I looked at the metallic pieces and thought for a moment. “Oh yes, that’s the wire from the speakers she ate the other day.”

In hopes of keeping a closer eye on her, I began taking her with me everywhere. Millie loved this idea. When I ran into the store, she happily chewed up my steering wheel. She also developed a taste for lattès. She quickly learned to pop off the lid and dump the contents –usually executing this feat as I drove down the Glenn Highway at 65 miles an hour.  What fun to watch me yell and grab and swerve as I tried to salvage my coffee!

So I taught Millie to sit in the backseat with her mother, who had long since relinquished her position riding shotgun. LC wanted nothing to do with the arguments her daughter and I were having in the front seat as I scolded Millie to leave my coffee, my cell phone, my purse, the seatbelts ALONE!
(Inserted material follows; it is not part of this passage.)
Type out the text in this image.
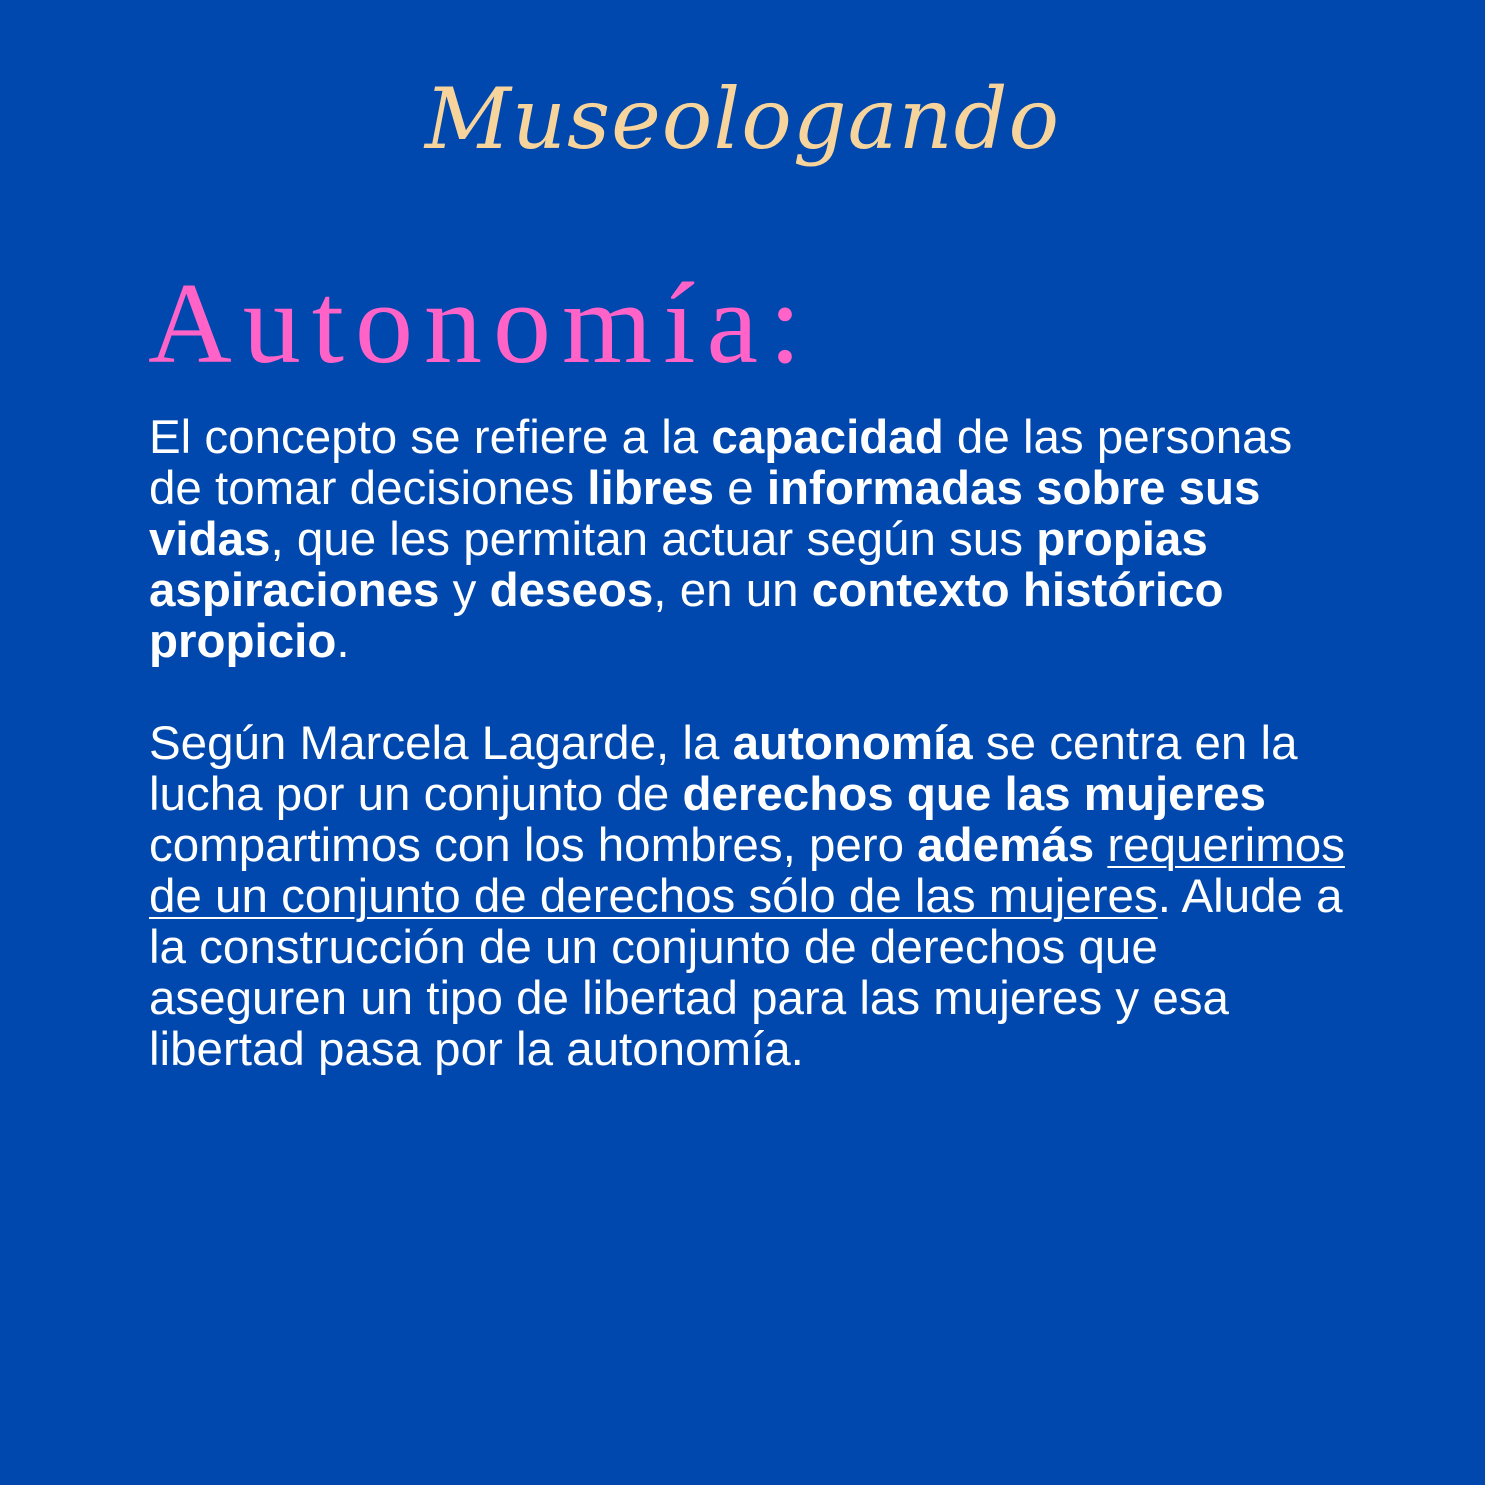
Museologando
Autonomía:

El concepto se refiere a la capacidad de las personas de tomar decisiones libres e informadas sobre sus vidas, que les permitan actuar según sus propias aspiraciones y deseos, en un contexto histórico propicio.

Según Marcela Lagarde, la autonomía se centra en la lucha por un conjunto de derechos que las mujeres compartimos con los hombres, pero además requerimos de un conjunto de derechos sólo de las mujeres. Alude a la construcción de un conjunto de derechos que aseguren un tipo de libertad para las mujeres y esa libertad pasa por la autonomía.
We tried puppy class. The trainer suggested bringing the most delectable treats we could think of – hotdogs, cheese, liver sausage – as motivation for our puppies. The first evening of class I brought little chunks of ham. Millie nearly lost her mind with joy and in her exuberance she could not fathom the difference between the ham and the hand that fed her. I left class with fingers savaged by puppy teeth. The trainer suggested trying a squirt of cheese from a spray can as her reward. This worked great until Millie discovered that going for the hand yielded the entire can of goodness.

I took up swearing.

Now that Millie is approaching adulthood, she’s starting to outgrow some of her more exasperating ways. My son and his wife recently were astounded to find Millie asleep amidst a pile of their shoes – one of her favorite flavors.
“Aw, she’s growing up,” Ashlee said, scratching Millie’s ears.

And on a recent walk, a strange man approached us unexpectedly. Millie’s hackles went up and she growled – a protective stance I’ve never seen before. I felt proud of her then, and saw for the first time the good dog she’ll be as an adult.
Until then however, she still has her moments. She topped herself recently when I left her indoors while I completed an outdoor project – without her ever-curious assistance. I barricaded everything she might get into and left her and LC in the kitchen. When I returned an hour later, I was astonished to find the refrigerator door hanging open with crisper doors gaping and empty. The contents of the fridge lay scrambled on the kitchen floor, including a now-empty pizza box and a medley of half-chewed garden vegetables. Oh yes, and she’d also peed all over the mess.

Did I mention I’ve taken up swearing?

I’ve decided that this dear creature is on the planet to humble me; to stretch my capacity to love; and perhaps to drain my bank account. Millie makes the infamous “world’s worst dog,” Marley, look like a saint. As my four-year-old grandson likes to say, “Silly Miss Millie. What has she done today?”